Seong Beom Ahn 1 , Charles Chan 2 , Sun Young Kwun 2 , Betty Pai Chun Lin 2 , Owen F. Dent 3 , Pierre H. Chapuis 3 , Mark S. Baker 1
  1. Chemistry & Biomolecular Sciences, Macquarie University, Sydney, NSW, Australia
  2. Anatomical Pathology, Concord Hospital , University of Sydney, Sydney, NSW, Australia
  3. Colorectal Surgery, Concord Hospital, University of Sydney, Sydney, NSW, Australia
Colon and rectal cancer (CRC) is one of most common malignancies by incidence and cause of death. Five-year survival rates are dramatically lower in stage C (metastasised to lymph nodes) than in stage B (non-metastasized). In other words, tumour metastasis is directly responsible for the majority of cancer deaths. Therefore it is important to understand the relationship between biomarkers of invasion/metastasis and patient clinical outcomes (e.g., recurrence and 5-year survival) to minimise metastasis-related deaths. Urokinase plasminogen activator receptor (uPAR) plays a number of critical roles in cancer metastasis and is overexpressed in many cancers including CRC. The Integrin β6 subunit is an epithelial cell-surface restricted integrin and is also significantly overexpressed in CRC. These data suggest that both uPAR and integrin β6 may be specific, sensitive metastasis-related protein biomarkers in CRC. Furthermore, there is considerable evidence (i.e., cross-over IPs, proximity ligation assays and peptide arrays) that these two cell-surface proteins can interact with each other.

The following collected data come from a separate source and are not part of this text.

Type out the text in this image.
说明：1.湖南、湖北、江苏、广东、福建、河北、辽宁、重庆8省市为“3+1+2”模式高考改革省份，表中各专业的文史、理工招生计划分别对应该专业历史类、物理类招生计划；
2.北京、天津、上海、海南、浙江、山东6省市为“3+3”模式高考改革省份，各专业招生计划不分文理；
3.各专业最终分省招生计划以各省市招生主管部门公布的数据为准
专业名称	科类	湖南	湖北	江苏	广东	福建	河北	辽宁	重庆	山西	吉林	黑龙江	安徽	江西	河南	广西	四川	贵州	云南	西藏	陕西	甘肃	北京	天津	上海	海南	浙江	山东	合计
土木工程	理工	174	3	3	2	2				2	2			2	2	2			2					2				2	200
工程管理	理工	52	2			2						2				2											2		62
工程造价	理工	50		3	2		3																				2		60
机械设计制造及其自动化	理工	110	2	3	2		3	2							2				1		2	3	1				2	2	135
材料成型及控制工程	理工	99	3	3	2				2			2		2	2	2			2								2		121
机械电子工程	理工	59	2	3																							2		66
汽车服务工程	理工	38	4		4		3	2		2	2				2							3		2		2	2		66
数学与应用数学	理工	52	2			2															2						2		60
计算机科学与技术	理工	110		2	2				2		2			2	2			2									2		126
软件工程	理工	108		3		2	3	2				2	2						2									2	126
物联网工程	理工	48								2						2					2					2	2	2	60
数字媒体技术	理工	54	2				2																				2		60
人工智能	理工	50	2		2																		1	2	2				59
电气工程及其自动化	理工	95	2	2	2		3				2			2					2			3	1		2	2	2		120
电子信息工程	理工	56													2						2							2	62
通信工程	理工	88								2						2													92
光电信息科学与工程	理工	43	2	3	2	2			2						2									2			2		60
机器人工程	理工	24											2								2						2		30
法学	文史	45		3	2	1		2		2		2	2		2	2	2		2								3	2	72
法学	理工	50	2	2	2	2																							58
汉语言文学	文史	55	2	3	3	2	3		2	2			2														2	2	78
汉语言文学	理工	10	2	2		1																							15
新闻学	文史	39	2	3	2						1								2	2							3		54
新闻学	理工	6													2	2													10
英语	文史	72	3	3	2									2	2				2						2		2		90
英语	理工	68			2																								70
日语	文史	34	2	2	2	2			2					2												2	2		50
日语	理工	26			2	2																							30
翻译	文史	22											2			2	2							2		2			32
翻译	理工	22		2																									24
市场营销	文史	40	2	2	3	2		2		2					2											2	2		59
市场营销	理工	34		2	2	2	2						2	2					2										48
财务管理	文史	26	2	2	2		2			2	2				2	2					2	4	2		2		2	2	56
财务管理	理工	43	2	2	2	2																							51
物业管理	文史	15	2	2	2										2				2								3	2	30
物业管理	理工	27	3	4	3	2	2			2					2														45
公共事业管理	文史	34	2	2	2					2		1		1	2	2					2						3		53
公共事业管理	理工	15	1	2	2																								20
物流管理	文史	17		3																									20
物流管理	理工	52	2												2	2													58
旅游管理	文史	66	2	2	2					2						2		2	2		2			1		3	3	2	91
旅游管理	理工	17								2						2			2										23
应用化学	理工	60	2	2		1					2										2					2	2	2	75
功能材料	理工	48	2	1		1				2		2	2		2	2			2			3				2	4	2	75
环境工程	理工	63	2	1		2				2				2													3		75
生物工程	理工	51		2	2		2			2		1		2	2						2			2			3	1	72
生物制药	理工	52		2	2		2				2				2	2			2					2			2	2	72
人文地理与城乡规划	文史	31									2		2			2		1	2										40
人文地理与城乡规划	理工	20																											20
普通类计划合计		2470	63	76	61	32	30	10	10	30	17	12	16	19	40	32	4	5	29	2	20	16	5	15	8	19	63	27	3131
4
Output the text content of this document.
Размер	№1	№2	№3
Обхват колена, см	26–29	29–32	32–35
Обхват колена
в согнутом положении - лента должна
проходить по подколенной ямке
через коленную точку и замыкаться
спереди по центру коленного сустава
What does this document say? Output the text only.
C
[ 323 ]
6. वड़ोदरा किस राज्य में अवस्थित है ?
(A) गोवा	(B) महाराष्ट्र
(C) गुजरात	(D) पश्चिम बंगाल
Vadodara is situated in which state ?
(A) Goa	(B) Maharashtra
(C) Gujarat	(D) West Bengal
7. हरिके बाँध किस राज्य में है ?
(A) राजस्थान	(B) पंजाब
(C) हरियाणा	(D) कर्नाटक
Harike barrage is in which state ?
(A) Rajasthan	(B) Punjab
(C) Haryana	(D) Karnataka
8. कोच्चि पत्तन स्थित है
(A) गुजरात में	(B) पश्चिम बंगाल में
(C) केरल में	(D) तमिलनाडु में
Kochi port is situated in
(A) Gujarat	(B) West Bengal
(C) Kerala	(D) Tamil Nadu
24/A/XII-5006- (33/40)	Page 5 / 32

In this study, ~396 stage B and C resected rectal cancer specimens with paired normal tissues were examined for expression levels of uPAR, integrin β6 and the uPAR. β6 complex. The expression levels of antigens were correlated with various clinico-pathological outcomes including 5-year overall survival. In addition, we utilised two differentially discriminatory epitope specific MAbs; the first (MAb R4) identifying a uPAR epitope expressed on stromal associated cells (e.g., macrophages and fibroblasts) and the second (MAb ADI#3936) identifying uPAR expression levels on CRC epithelial cells. Given the considerable discussion in the research community regarding where uPAR is actually expressed in human CRC, we examined correlations of uPAR expression with patient outcomes using both MAbs in both locations.